Prove that the eigenvalues of a real symmetric matrix are real

Question

I am having a difficult time with the following question. Any help will be much appreciated.

Let $A$ be an $n×n$ real matrix such that $A^T = A$. We call such matrices “symmetric.” Prove that the eigenvalues of a real symmetric matrix are real (i.e. if $\lambda$ is an eigenvalue of $A$, show that $\lambda = \overline{\lambda}$ )

Answer 1

Hint: Prove that $$x^\ast A x=\langle x , A x\rangle = \langle Ax, x\rangle = x^\ast A^\ast x $$ Where $A^\ast=\overline{A}^T$

Answer 2

Let $(\lambda,v)$ be any eigenpair of $A$. Since $A=A^T=A^\ast$, $$\langle Av,Av\rangle=v^*A^*Av=v^\ast A^2v=v^*(A^2v)=\lambda^2||v||^2.$$

Therefore $\lambda^2=\frac{\langle Av,Av\rangle}{||v||^2}$ is a real nonnegative number. Hence $\lambda$ must be real.

Answer 3

Hint: for every $n\times n$ matrix $M$ $$ \langle Mv , w\rangle ~=~ \langle v , M^H w\rangle $$ where $M^H$ is the conjugate transpose of $M$ and $\langle\,\cdot\,,\,\cdot\,\rangle$ is the complex inner product (i.e. $\langle v,w\rangle=v^Hw$).

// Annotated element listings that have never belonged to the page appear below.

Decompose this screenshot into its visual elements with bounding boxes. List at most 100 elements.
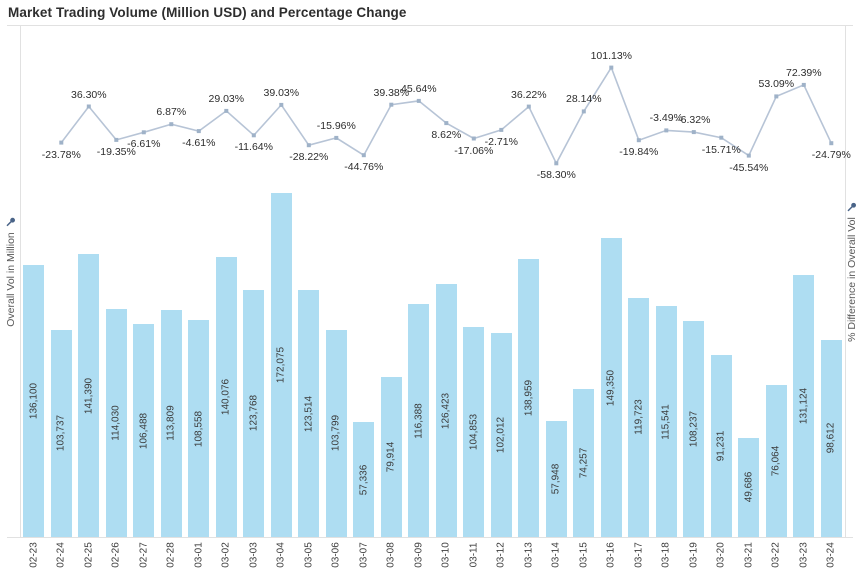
pct-change-label: -28.22% [289, 151, 329, 164]
line-point-marker[interactable] [251, 133, 256, 138]
line-point-marker[interactable] [306, 143, 311, 148]
volume-bar[interactable] [408, 304, 430, 537]
x-axis-tick-label: 03-11 [468, 542, 480, 568]
volume-bar[interactable] [435, 284, 457, 537]
bar-value-label: 123,768 [248, 395, 260, 432]
line-point-marker[interactable] [636, 138, 641, 143]
volume-bar[interactable] [215, 257, 237, 537]
volume-bar[interactable] [78, 254, 100, 537]
pin-icon [847, 203, 856, 212]
volume-bar[interactable] [188, 320, 210, 537]
bar-value-label: 74,257 [578, 447, 590, 479]
volume-bar[interactable] [380, 377, 402, 537]
x-axis-tick-label: 03-14 [550, 542, 562, 568]
bar-value-label: 119,723 [633, 399, 645, 435]
volume-bar[interactable] [133, 324, 155, 537]
volume-bar[interactable] [628, 297, 650, 537]
volume-bar[interactable] [655, 306, 677, 537]
line-point-marker[interactable] [554, 161, 559, 166]
pct-change-label: -4.61% [182, 137, 216, 150]
line-point-marker[interactable] [169, 122, 174, 127]
line-point-marker[interactable] [471, 136, 476, 141]
x-axis-tick-label: 03-15 [578, 542, 590, 568]
x-axis-tick-label: 03-12 [495, 542, 507, 568]
x-axis-tick-label: 03-20 [715, 542, 727, 568]
line-point-marker[interactable] [691, 130, 696, 135]
volume-bar[interactable] [710, 354, 732, 537]
volume-bar[interactable] [793, 274, 815, 537]
bar-value-label: 116,388 [413, 402, 425, 439]
volume-bar[interactable] [325, 329, 347, 537]
pct-change-label: 6.87% [156, 106, 187, 119]
line-point-marker[interactable] [141, 130, 146, 135]
bar-value-label: 149,350 [605, 369, 617, 406]
line-point-marker[interactable] [114, 137, 119, 142]
bar-value-label: 91,231 [715, 430, 727, 462]
line-point-marker[interactable] [389, 102, 394, 107]
line-point-marker[interactable] [526, 104, 531, 109]
volume-bar[interactable] [738, 437, 760, 537]
pct-change-label: -45.54% [729, 161, 769, 174]
pct-change-label: 39.03% [263, 86, 300, 99]
x-axis-tick-label: 02-23 [28, 542, 40, 568]
x-axis-tick-label: 03-08 [385, 542, 397, 568]
pct-change-label: -15.71% [701, 143, 741, 156]
bar-value-label: 136,100 [28, 382, 40, 420]
bar-value-label: 140,076 [220, 378, 232, 416]
pct-change-label: 36.22% [510, 88, 547, 101]
line-point-marker[interactable] [361, 153, 366, 158]
bar-value-label: 98,612 [825, 423, 837, 454]
bar-value-label: 131,124 [798, 387, 810, 424]
volume-bar[interactable] [23, 264, 45, 537]
volume-bar[interactable] [765, 384, 787, 537]
line-point-marker[interactable] [334, 135, 339, 140]
bar-value-label: 141,390 [83, 377, 95, 414]
line-point-marker[interactable] [829, 141, 834, 146]
line-point-marker[interactable] [746, 153, 751, 158]
bar-value-label: 123,514 [303, 395, 315, 432]
volume-bar[interactable] [518, 259, 540, 537]
pct-change-label: 72.39% [785, 66, 822, 79]
line-point-marker[interactable] [499, 127, 504, 132]
x-axis-tick-label: 02-27 [138, 542, 150, 568]
line-point-marker[interactable] [609, 65, 614, 70]
volume-bar[interactable] [243, 289, 265, 537]
volume-bar[interactable] [545, 421, 567, 537]
line-point-marker[interactable] [719, 135, 724, 140]
line-point-marker[interactable] [774, 94, 779, 99]
panel-top-border [7, 25, 853, 26]
plot-right-border [845, 25, 846, 537]
volume-bar[interactable] [820, 339, 842, 537]
volume-bar[interactable] [353, 422, 375, 537]
volume-bar[interactable] [600, 238, 622, 537]
line-point-marker[interactable] [664, 128, 669, 133]
line-point-marker[interactable] [416, 98, 421, 103]
volume-bar[interactable] [683, 320, 705, 537]
x-axis-tick-label: 03-06 [330, 542, 342, 568]
line-point-marker[interactable] [59, 140, 64, 145]
pct-change-label: -2.71% [484, 135, 518, 148]
line-point-marker[interactable] [224, 108, 229, 113]
volume-bar[interactable] [160, 309, 182, 537]
line-point-marker[interactable] [279, 102, 284, 107]
volume-bar[interactable] [490, 333, 512, 537]
volume-bar[interactable] [463, 327, 485, 537]
volume-bar[interactable] [105, 309, 127, 537]
volume-bar[interactable] [573, 388, 595, 537]
bar-value-label: 57,948 [550, 463, 562, 495]
line-point-marker[interactable] [196, 129, 201, 134]
line-point-marker[interactable] [86, 104, 91, 109]
line-point-marker[interactable] [581, 109, 586, 114]
volume-bar[interactable] [298, 290, 320, 537]
pct-change-label: -6.32% [677, 114, 711, 127]
x-axis-line [7, 537, 853, 538]
line-point-marker[interactable] [444, 121, 449, 126]
plot-left-border [20, 25, 21, 537]
bar-value-label: 138,959 [523, 380, 535, 417]
line-point-marker[interactable] [801, 82, 806, 87]
x-axis-tick-label: 02-25 [83, 542, 95, 568]
volume-bar[interactable] [270, 193, 292, 537]
pct-change-label: -19.84% [619, 146, 659, 159]
volume-bar[interactable] [50, 329, 72, 537]
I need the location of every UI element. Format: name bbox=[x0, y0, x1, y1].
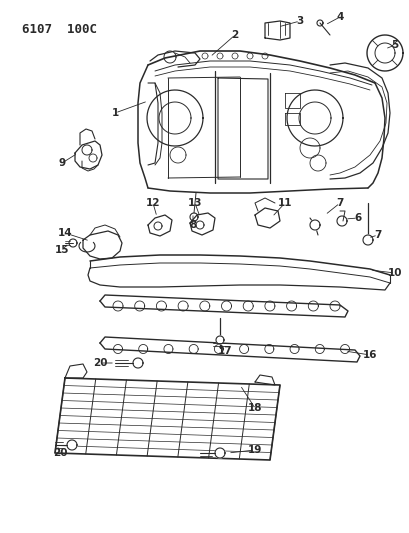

1. Think about how the eigenvalues of $M^H$ and those of $M$ are related
2. Let $v$ be a $\lambda$-eigenvector of $M$ and try what happens choosing $v=w$ in the above equation
3. Now, if $A$ is real valued and symmetric then $A^H=A$; try again the second point with $M=A$...

Answer 4

We are given that A is real symmetric, i.e \begin{align*} A = A^T \end{align*} If A were to have complex eigenvalues, then we can write \begin{align*} Ax = \lambda x \\ A\bar{x} = \bar{\lambda}\bar{x} \end{align*} Under complex conjugation, we can write \begin{align} \bar{x}^TAx = \bar{x}^T\lambda x = \lambda ||x||^2 \tag{i} \\ x^TA\bar{x} = x^T\bar{\lambda}x = \bar{\lambda}||x||^2 \tag{ii}.\\ \end{align} Since A is symmetric, $$\begin{align} \bar{x}^TAx = & (Ax)^{T} \bar{x} \\ = & x^{T} A^{T} \bar{x} \\ = & x^{T} A \bar{x}. \end{align}$$ Subtracting (i) from (ii), we get \begin{align*} \bar{\lambda}||x||^2 - \lambda ||x||^2 = 0\\ (\bar{\lambda}-\lambda)||x||^2 = 0 \end{align*} Only way this is possible for a non-zero z is if \begin{align*} \lambda = \bar{\lambda} \end{align*} Therefore, $\lambda$ is real.

Answer 5

Consider the real operator $$u := (x \mapsto Ax)$$ for all $x \in \mathbb{R}^{n}$ and the complex operator $$\tilde{u} := (x \mapsto Ax) $$ for all $x \in \mathbb{C}^{n}$. Both operators have the same characteristic polynomial, say $p(\lambda) = \det(A - \lambda I)$. Since $A$ is symmetric, $\tilde{u}$ is an hermitian operator. For the spectral theorem for hermitian operators all the eigenvalues (i.e. the roots of the $p(\lambda)$) of $\tilde{u}$ are real. Hence, all the eigenvalues (i.e. the roots of the $p(\lambda)$) of $u$ are real.

We have shown that the eigenvalues of a symmetric matrix are real numbers as a consequence of the fact that the eigenvalues of an Hermitian matrix are reals.